Six patients have already been enrolled and received therapy, including the NK cell infusions. All tolerated treatment well, and early experience has shown that children receiving this therapy have been able to continue normal daily activities, including attending school. 

The trial aims to enroll 50 patients through the NANT Consortium, a national collaborative network dedicated to rapidly translating laboratory discoveries into clinical studies for relapsed neuroblastoma. 
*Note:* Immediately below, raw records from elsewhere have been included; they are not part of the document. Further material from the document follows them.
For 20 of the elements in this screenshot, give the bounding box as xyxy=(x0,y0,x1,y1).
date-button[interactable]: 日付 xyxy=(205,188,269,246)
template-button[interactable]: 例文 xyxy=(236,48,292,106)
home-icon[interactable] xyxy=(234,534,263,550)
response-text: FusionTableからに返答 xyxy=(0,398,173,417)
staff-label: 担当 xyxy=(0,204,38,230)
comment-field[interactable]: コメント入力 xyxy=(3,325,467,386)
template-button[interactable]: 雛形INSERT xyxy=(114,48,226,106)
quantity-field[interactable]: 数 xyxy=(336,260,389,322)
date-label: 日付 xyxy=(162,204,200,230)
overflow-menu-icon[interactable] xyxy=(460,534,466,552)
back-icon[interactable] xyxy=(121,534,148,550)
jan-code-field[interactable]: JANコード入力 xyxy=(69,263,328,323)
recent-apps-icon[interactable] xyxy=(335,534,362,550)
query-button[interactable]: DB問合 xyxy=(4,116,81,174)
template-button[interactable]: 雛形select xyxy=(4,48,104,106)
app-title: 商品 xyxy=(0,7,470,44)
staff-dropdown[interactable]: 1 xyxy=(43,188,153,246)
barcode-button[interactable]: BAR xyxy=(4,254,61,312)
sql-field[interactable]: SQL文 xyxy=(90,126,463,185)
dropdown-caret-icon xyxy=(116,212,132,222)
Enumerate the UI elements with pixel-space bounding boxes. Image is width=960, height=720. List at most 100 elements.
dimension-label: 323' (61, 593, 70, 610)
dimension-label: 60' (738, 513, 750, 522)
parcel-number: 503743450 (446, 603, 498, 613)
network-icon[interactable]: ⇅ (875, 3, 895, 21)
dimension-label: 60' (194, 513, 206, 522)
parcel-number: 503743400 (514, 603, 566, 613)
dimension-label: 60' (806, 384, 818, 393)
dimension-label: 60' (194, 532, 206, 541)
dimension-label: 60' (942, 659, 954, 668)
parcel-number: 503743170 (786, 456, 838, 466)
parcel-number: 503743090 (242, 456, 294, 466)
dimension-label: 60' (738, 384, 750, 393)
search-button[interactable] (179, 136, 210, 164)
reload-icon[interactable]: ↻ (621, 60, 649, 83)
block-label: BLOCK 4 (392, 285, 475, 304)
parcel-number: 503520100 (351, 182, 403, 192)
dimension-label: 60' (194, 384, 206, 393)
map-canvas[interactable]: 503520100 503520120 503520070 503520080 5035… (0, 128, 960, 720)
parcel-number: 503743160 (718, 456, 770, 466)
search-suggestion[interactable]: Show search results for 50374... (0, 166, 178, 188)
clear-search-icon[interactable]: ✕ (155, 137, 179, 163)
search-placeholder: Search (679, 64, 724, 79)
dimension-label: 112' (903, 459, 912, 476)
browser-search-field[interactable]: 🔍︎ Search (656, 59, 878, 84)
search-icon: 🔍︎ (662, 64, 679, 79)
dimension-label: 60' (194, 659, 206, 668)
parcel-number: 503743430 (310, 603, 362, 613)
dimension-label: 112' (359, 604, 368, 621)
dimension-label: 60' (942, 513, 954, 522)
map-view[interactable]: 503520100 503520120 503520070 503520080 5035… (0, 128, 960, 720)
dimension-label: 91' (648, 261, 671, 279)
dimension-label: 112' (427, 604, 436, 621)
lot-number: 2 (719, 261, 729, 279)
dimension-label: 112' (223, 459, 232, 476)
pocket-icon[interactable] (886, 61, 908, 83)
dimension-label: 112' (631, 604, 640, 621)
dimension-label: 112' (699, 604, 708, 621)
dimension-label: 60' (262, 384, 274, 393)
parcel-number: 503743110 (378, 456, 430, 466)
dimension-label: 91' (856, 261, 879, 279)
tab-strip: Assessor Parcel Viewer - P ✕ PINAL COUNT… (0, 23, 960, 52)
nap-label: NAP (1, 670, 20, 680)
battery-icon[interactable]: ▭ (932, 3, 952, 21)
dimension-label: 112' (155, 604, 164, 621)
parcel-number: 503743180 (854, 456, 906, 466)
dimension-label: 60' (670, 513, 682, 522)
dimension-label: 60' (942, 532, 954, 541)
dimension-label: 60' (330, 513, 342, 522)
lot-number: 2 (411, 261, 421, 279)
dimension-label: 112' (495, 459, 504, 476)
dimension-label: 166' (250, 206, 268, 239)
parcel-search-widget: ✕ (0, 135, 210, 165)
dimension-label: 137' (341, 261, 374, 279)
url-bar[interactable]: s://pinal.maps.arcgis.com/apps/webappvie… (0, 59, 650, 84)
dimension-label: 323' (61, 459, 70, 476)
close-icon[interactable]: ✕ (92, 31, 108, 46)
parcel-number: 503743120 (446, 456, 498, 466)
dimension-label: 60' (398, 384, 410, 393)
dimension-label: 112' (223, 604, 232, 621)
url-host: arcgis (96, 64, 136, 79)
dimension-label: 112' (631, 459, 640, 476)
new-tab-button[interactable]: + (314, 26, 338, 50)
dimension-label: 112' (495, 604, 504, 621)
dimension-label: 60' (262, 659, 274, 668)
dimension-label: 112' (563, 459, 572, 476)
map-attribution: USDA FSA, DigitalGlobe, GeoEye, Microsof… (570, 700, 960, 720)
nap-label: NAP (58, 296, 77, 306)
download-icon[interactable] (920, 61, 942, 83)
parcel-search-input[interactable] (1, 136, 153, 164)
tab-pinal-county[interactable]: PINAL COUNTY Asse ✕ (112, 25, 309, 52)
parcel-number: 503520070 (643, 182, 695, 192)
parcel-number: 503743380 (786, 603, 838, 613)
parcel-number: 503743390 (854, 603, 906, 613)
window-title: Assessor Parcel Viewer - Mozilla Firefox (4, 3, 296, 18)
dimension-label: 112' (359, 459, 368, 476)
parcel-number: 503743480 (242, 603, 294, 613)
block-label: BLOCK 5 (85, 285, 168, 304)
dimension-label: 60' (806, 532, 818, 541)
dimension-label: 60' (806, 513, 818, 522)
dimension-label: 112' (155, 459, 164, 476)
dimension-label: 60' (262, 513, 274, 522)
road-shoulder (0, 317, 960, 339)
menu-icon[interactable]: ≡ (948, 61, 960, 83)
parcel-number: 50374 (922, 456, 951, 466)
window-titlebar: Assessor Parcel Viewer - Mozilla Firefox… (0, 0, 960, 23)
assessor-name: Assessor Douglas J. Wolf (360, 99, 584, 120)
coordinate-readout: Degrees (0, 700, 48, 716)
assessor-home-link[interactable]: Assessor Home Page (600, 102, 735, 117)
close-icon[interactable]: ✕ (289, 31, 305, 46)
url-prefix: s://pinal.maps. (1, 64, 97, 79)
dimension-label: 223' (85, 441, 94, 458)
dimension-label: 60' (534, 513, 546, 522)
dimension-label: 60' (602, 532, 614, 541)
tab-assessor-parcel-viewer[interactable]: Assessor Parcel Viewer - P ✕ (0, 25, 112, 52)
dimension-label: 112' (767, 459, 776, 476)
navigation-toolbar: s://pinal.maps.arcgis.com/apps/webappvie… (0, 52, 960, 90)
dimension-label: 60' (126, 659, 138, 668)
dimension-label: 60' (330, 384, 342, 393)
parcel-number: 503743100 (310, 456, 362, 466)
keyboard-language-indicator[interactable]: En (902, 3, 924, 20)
“For families facing aggressive cancers like relapsed high-risk neuroblastoma early-phase research is not abstract science, it’s a lifeline. Our job at PHASE ONE is to help turn that lifeline into a viable treatment option. We are honored to support this trial and look forward to its progress.” –Dr. Amanda Salvado, PHASE ONE Granting Co-Chair 

If successful, this study could redefine how relapsed neuroblastoma is treated by pairing standard therapy with immune cells engineered to resist suppression and continue fighting. Findings from this study are expected to inform future immunotherapy approaches not only for neuroblastoma, but also for other pediatric cancers, helping accelerate development of new treatment strategies.